Naar aanleiding van de resultaten van de zelfevaluaties met externe review heeft het College bescherming persoonsgegevens er in het naar aanleiding van dit wetsvoorstel uitgebrachte advies op gewezen dat deze het College in de overtuiging steunen dat een audit een positieve bijdrage levert aan de naleving.
Bij de uitvoering van de privacy audit toetst een onafhankelijke auditor primair of de organisatie adequaat is ingericht om in voldoende mate tegemoet te komen aan de wettelijke bepalingen. Vervolgens zal de auditor de door de organisatie getroffen maatregelen en procedures qua bestaan beoordelen die in de borging van de wettelijke eisen moeten voorzien. Tot slot zal hij aandacht besteden aan de toetsing van de werking van de betreffende maatregelen over een vooraf te bepalen periode. Om deze vorm van toezicht mogelijk te maken, is de verantwoordelijke verplicht de gegevens en inlichtingen te verstrekken die voor dat toezicht nodig zijn.
De verantwoordelijke is verplicht tot het periodiek doen controleren van de bij of krachtens de wet gegeven voorschriften door middel van een onafhankelijke privacyaudit. Hieronder wordt verstaan dat de verantwoordelijke opdracht verstrekt aan een niet aan de betreffende organsiatie verbonden auditor om de controle uit te voeren. De onderzoeksresultaten zullen, in de vorm van een rapportage, aan hem worden bekend gemaakt. Indien onverhoopt zou blijken dat de verwerking van politiegegevens op onderdelen niet voldoet aan de te stellen kwaliteitseisen, dan dient binnen een jaar een heraudit te worden uitgevoerd op die onderdelen waar het resultaat onvoldoende voor was. Blijkt na deze heraudit dat de gegevensverwerking nog steeds niet voldoet aan de te stellen eisen, dan dient binnen een jaar wederom een heraudit te worden uitgevoerd en zo verder, tot het moment dat weer een reguliere audit uitgevoerd moet worden. De kosten van een eventuele heraudit zijn voor rekenning van de verantwoordelijke.
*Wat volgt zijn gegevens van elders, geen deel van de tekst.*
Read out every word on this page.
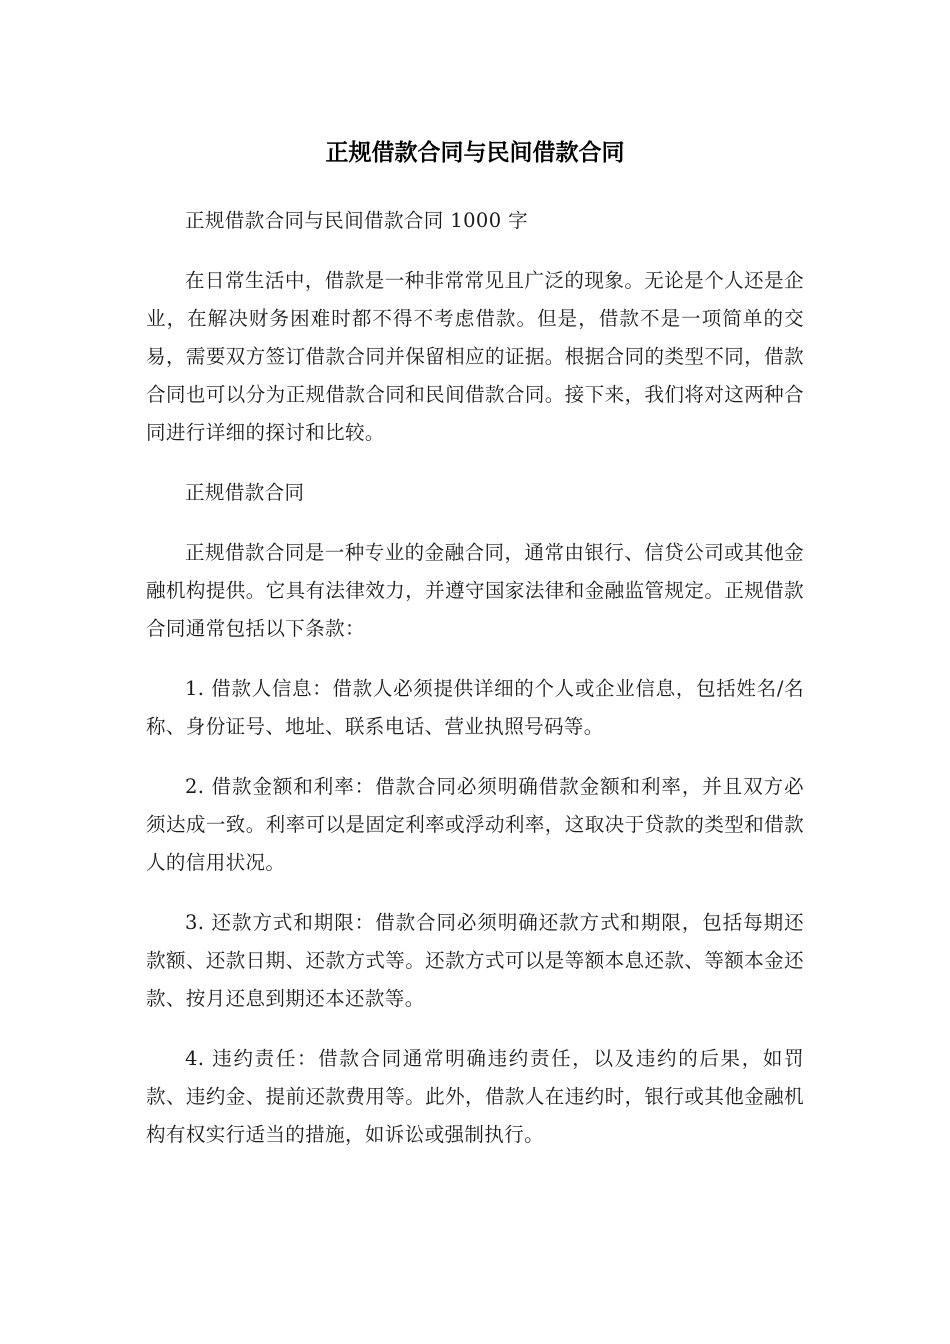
正规借款合同与民间借款合同

正规借款合同与民间借款合同 1000 字

在日常生活中，借款是一种非常常见且广泛的现象。无论是个人还是企业，在解决财务困难时都不得不考虑借款。但是，借款不是一项简单的交易，需要双方签订借款合同并保留相应的证据。根据合同的类型不同，借款合同也可以分为正规借款合同和民间借款合同。接下来，我们将对这两种合同进行详细的探讨和比较。

正规借款合同

正规借款合同是一种专业的金融合同，通常由银行、信贷公司或其他金融机构提供。它具有法律效力，并遵守国家法律和金融监管规定。正规借款合同通常包括以下条款：

1. 借款人信息：借款人必须提供详细的个人或企业信息，包括姓名/名称、身份证号、地址、联系电话、营业执照号码等。

2. 借款金额和利率：借款合同必须明确借款金额和利率，并且双方必须达成一致。利率可以是固定利率或浮动利率，这取决于贷款的类型和借款人的信用状况。

3. 还款方式和期限：借款合同必须明确还款方式和期限，包括每期还款额、还款日期、还款方式等。还款方式可以是等额本息还款、等额本金还款、按月还息到期还本还款等。

4. 违约责任：借款合同通常明确违约责任，以及违约的后果，如罚款、违约金、提前还款费用等。此外，借款人在违约时，银行或其他金融机构有权实行适当的措施，如诉讼或强制执行。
Ten behoeve van het onderzoek dienen de medewerkers van het bureau dat de controle uitvoert, toegang te hebben tot de datasystemen of gegevensbestanden waarin de politiegegevens worden gehouden (artikel 4, vijfde lid). Zij zullen geheimhouding dienen te betrachten ten aanzien van de politiegegevens waarvan zij kennis krijgen (artikel 7).
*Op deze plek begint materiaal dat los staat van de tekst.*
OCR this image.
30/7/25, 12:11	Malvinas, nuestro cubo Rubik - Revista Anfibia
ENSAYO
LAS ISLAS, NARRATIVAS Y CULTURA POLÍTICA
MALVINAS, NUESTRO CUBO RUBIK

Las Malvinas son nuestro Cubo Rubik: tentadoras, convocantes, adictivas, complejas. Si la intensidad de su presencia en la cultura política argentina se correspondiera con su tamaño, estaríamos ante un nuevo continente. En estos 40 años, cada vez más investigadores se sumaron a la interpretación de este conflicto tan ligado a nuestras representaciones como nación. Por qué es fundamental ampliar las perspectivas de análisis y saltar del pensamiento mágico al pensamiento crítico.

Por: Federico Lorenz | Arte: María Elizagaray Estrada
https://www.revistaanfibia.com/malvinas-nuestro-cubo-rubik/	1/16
De auditcyclus en de wijze van uitvoering van de audits zullen bij algemene maatregel van bestuur nader worden ingevuld. Hierbij zullen regels worden gegeven over de aan de auditor te stellen eisen, inclusief regels op het gebied van de screening, en de onderzoeksbureaus die bevoegd zijn tot het verrichten van de reviews en de privacy-audits. Deze bureaus zullen moeten voldoen aan nader te stellen specifieke eisen op het gebied van de organisatorische en administratieve inrichting van de organisatie en de voor de uitvoering van de audits benodigde kennis en ervaring van de deskundigen. Binnen de gestelde kaders dient de verantwoordelijke te kiezen voor een onderzoeksbureau dat wordt belast met het verrichten van de review of de privacy audit. Ook zullen regels worden gegeven over de periodieke toetsing van de gestelde vereisten en de vergoeding van de door de verantwoordelijke te maken kosten. Over het ontwerp voor de algemene maatregel van bestuur zal het College bescherming persoonsgegevens om advies worden gevraagd.
Een afschrift van de auditrapportage wordt gezonden aan het College bescherming persoonsgegevens. Indien noodzakelijk kan het College op grond van de algemene toezichthoudende bevoegdheden tevens beschikken over de rapportages van de zelfevaluaties en de reviews. Op grond van de bestaande beheersbevoegdheden op grond van de Politiewet 1993 kan Onze Minister van Binnenlandse Zaken en Koninkrijksrelaties, zonodig in overeenstemming met Onze Minister van Justitie, de rapporten van de audits of van de evaluaties doen verstrekken door de beheerders van de politiekorpsen. In de gevallen waarin daartoe aanleiding zou bestaan, kunnen de nodige aanwijzingen worden gegeven (artikel 53c, eerste lid, Politiewet 1993).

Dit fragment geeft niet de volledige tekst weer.